A common workflow when writing documentation or a style guide is to draft headings in plain sentence case first, then use this tool to generate the Title Case version for the published version. Paste each heading, copy the Title Case output, and paste it back — faster than manually adjusting each word.

For developers renaming things across a codebase, the three code-style variants are genuinely useful. Type the English description of what a variable represents — “user profile image url” — and copy whichever convention the codebase uses: userProfileImageUrl, user_profile_image_url, or user-profile-image-url.

The alternating case (aLtErNaTiNg cAsE) is mostly a fun style for memes, social posts, and creative headings. It is not a serious formatting choice, but that is exactly why it is included — the tool aims to cover everything.

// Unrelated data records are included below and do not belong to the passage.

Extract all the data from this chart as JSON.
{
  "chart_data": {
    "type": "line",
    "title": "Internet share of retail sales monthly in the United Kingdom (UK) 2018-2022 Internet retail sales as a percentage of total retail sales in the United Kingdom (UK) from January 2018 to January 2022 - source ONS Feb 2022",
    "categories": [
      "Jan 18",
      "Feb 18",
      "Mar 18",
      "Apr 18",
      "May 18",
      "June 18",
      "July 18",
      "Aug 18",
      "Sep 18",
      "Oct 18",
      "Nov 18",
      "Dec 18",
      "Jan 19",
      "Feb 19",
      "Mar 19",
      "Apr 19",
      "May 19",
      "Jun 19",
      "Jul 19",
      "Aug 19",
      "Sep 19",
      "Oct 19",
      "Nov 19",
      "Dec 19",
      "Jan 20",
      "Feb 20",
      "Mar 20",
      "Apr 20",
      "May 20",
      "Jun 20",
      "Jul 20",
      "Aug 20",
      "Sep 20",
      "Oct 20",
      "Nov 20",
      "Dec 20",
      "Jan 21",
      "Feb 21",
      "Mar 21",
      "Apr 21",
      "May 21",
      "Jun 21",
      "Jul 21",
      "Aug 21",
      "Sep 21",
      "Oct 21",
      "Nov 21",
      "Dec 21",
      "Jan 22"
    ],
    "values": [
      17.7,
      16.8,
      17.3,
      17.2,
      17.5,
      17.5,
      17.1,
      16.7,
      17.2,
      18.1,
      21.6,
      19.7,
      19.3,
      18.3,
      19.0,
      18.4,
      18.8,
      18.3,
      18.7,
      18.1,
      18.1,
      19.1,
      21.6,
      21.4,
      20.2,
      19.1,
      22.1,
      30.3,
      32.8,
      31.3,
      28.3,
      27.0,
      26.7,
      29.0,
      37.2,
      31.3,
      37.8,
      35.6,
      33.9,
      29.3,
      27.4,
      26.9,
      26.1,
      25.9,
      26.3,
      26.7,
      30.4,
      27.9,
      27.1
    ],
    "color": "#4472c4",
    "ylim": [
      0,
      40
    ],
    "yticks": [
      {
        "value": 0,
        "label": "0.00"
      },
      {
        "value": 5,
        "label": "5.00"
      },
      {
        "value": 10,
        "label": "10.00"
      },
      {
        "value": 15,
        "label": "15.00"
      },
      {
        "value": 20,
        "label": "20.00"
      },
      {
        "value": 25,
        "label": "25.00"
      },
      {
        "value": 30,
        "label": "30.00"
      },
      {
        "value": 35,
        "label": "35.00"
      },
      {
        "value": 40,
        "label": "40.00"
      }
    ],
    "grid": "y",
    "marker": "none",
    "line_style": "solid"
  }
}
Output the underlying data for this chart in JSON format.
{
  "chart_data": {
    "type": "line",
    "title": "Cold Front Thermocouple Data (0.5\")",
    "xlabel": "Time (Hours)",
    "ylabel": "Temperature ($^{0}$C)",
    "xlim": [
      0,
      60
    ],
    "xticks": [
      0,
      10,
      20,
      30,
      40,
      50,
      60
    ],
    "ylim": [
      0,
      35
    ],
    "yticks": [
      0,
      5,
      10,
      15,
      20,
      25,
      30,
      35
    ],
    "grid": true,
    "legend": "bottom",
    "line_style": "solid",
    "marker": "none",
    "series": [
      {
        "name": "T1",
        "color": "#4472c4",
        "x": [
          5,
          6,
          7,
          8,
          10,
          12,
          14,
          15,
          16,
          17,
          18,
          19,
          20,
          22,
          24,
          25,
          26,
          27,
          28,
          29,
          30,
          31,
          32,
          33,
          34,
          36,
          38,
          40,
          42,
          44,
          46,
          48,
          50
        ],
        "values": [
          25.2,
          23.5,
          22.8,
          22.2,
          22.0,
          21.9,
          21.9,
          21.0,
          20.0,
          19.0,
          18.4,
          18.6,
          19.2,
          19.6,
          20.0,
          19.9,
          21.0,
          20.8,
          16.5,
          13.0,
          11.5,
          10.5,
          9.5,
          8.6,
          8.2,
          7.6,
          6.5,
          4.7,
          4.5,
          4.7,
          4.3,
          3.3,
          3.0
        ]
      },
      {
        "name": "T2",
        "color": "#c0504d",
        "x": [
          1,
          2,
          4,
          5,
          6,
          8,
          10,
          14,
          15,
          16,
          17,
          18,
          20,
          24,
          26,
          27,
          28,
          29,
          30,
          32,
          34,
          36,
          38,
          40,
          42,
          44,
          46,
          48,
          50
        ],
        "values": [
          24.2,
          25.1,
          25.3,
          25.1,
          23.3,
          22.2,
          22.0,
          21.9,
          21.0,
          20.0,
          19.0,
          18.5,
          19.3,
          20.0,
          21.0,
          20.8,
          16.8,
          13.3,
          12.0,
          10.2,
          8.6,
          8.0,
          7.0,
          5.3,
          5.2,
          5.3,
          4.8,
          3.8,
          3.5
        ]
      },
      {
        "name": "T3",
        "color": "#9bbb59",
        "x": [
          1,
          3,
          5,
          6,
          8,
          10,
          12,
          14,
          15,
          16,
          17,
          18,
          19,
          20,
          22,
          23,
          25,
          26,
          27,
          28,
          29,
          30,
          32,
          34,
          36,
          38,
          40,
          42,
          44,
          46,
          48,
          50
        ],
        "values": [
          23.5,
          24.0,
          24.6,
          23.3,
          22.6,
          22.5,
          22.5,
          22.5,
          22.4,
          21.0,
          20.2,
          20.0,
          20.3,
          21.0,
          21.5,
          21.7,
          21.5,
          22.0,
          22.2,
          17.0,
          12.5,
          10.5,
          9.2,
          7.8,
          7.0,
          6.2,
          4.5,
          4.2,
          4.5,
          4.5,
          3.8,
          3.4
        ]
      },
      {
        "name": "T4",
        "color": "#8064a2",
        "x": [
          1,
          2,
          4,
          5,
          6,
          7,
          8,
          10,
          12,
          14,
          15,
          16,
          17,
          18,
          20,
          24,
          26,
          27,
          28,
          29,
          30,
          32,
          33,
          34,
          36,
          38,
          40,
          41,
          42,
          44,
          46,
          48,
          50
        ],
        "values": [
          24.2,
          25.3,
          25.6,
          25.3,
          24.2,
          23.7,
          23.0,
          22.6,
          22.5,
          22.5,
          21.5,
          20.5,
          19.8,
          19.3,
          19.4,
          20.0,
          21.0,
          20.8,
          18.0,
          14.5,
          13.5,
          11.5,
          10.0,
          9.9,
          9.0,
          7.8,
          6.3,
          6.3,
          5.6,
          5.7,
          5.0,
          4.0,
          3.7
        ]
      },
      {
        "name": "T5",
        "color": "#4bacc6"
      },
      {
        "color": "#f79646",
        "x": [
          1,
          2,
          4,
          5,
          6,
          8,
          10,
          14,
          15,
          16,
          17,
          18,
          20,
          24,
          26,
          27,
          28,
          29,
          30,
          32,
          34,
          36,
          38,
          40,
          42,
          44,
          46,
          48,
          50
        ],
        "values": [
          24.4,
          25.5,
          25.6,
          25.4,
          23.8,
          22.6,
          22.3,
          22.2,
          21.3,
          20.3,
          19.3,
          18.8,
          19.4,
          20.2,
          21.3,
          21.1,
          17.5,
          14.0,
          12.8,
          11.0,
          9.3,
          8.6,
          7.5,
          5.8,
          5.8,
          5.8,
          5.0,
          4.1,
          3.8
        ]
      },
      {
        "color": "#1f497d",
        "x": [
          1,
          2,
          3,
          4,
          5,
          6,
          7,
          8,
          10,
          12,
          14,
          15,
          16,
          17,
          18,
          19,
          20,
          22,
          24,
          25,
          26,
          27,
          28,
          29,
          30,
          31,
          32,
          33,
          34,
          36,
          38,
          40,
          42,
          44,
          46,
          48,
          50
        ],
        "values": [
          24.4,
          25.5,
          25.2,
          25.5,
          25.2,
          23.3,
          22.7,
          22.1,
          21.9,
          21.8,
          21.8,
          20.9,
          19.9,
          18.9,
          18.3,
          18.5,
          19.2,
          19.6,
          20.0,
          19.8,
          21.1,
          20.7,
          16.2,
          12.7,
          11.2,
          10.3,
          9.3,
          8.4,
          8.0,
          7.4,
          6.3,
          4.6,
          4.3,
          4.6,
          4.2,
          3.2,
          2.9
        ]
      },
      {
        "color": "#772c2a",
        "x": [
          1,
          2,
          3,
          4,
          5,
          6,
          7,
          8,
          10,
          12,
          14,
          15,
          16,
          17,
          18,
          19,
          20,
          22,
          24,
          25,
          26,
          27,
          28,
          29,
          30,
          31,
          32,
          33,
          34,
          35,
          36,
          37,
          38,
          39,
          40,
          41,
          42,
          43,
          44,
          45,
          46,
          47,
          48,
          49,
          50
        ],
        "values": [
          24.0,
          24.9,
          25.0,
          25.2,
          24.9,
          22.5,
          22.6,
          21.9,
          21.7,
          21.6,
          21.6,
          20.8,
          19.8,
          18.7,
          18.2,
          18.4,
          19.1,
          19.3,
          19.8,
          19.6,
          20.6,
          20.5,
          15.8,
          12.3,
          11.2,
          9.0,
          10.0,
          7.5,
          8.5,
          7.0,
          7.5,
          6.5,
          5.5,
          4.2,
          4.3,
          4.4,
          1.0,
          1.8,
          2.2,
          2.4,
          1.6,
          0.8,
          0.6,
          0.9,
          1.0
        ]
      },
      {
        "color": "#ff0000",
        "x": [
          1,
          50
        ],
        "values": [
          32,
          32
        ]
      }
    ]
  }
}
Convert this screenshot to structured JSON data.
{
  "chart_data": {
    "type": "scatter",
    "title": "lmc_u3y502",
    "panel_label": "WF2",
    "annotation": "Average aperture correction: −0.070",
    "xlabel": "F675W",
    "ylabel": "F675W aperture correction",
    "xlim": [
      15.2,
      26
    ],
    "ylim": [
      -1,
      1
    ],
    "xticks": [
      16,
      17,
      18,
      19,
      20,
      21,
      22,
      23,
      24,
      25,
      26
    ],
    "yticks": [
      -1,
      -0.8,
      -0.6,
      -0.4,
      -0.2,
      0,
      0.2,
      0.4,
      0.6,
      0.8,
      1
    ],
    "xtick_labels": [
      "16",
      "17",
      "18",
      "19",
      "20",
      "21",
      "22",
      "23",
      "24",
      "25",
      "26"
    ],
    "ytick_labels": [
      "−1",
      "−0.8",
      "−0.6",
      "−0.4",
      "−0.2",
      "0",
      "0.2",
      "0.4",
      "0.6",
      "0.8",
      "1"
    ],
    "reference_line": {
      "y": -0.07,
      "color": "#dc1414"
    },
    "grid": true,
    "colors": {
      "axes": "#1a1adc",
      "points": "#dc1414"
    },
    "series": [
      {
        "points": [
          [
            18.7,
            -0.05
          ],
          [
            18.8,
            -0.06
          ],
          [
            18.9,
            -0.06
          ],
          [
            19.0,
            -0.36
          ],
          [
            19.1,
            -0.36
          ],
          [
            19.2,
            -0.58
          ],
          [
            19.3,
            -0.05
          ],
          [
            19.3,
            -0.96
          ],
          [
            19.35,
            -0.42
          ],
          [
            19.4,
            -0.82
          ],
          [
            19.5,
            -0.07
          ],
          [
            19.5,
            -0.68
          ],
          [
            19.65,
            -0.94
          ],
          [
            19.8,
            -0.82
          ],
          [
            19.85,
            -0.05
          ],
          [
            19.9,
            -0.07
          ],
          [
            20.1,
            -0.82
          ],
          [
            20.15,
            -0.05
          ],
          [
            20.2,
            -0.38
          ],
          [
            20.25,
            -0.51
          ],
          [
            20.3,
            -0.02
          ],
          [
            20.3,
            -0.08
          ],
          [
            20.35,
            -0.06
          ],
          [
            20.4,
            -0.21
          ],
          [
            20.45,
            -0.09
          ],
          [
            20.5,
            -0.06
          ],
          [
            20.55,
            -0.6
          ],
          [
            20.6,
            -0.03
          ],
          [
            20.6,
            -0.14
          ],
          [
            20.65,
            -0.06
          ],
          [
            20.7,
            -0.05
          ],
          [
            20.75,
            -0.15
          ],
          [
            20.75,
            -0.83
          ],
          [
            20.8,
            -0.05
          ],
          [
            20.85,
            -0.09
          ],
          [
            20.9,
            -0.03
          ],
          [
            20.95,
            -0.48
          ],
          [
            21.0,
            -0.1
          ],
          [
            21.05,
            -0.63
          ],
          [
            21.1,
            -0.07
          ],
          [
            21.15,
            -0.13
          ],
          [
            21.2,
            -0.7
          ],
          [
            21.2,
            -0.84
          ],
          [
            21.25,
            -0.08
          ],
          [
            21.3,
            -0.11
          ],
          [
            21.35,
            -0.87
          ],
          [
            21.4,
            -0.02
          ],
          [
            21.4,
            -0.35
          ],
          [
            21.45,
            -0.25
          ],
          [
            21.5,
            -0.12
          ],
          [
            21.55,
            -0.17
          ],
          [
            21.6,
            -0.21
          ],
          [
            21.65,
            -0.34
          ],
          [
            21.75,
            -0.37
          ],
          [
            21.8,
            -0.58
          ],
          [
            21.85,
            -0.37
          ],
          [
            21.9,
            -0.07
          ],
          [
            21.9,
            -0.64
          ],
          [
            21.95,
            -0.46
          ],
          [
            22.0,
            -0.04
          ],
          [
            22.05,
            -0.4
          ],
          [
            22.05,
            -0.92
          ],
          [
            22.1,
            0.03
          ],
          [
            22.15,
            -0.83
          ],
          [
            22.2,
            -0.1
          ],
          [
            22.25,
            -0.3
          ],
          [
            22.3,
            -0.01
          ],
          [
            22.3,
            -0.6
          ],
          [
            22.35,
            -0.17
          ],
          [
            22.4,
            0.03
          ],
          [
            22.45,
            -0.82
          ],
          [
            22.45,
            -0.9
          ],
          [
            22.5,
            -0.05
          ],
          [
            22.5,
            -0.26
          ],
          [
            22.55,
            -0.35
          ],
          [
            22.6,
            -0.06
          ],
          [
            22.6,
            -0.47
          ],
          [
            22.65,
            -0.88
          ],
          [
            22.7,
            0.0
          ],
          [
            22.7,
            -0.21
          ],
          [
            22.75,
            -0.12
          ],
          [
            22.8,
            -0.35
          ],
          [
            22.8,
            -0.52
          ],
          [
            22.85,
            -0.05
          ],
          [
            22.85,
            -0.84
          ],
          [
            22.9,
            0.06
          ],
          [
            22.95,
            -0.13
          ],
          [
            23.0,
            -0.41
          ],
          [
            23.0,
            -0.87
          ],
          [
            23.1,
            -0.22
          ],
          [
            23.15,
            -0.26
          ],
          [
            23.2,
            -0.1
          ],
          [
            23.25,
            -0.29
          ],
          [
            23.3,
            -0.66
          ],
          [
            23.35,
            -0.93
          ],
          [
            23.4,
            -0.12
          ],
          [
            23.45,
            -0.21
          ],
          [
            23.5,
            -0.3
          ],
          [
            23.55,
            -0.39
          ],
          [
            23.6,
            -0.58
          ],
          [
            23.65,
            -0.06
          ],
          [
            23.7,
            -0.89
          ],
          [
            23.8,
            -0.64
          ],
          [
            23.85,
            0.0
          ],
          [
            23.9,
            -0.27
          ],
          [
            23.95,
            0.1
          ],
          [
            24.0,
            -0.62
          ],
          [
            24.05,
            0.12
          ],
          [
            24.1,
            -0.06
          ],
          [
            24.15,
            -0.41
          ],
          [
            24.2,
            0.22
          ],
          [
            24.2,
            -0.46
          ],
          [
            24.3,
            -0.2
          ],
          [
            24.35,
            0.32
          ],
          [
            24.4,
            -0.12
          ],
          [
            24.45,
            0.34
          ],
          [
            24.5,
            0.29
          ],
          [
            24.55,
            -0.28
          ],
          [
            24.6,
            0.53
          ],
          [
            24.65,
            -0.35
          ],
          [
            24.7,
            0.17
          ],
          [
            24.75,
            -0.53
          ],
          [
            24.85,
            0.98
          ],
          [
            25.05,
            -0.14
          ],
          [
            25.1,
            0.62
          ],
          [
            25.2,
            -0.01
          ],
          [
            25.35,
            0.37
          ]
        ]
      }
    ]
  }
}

Frequently asked questions

Does my text get sent to a server?
No. Every conversion runs entirely inside your browser using JavaScript. Nothing you type or paste is uploaded, stored, or transmitted. The tool is safe to use with private drafts, client copy, or confidential text.
What is the difference between Title Case and Sentence case?
Title Case capitalises the first letter of every word, which is typical for headings, book titles, and page titles. Sentence case only capitalises the first letter of the first word in a sentence (and any proper noun you add manually afterwards). Sentence case is closer to how normal English prose is written.
When would I use camelCase, snake_case, or kebab-case?
These three are code conventions rather than prose styles. camelCase is the standard for JavaScript variables and function names. snake_case is common in Python, Ruby, and database column names. kebab-case is widely used in URLs, CSS class names, and HTML attributes. The tool generates all three so you can pick the right one for your context.
Why does the alternating case skip punctuation and spaces?
The alternating toggle only flips when it encounters a letter. Spaces, punctuation, and numbers pass through unchanged and do not count as a 'step' in the alternation. This keeps the uppercase-lowercase rhythm consistent through words rather than resetting at every space.
Why does camelCase drop some words or look wrong on my input?
The camelCase converter first breaks your text into individual words by splitting on spaces, hyphens, underscores, and camelCase/PascalCase boundaries within existing words. Then it joins them. If the input contains abbreviations, all-caps words, or numbers, they may be treated as single tokens. For clean results, input plain natural-language text or hyphenated/underscored identifiers.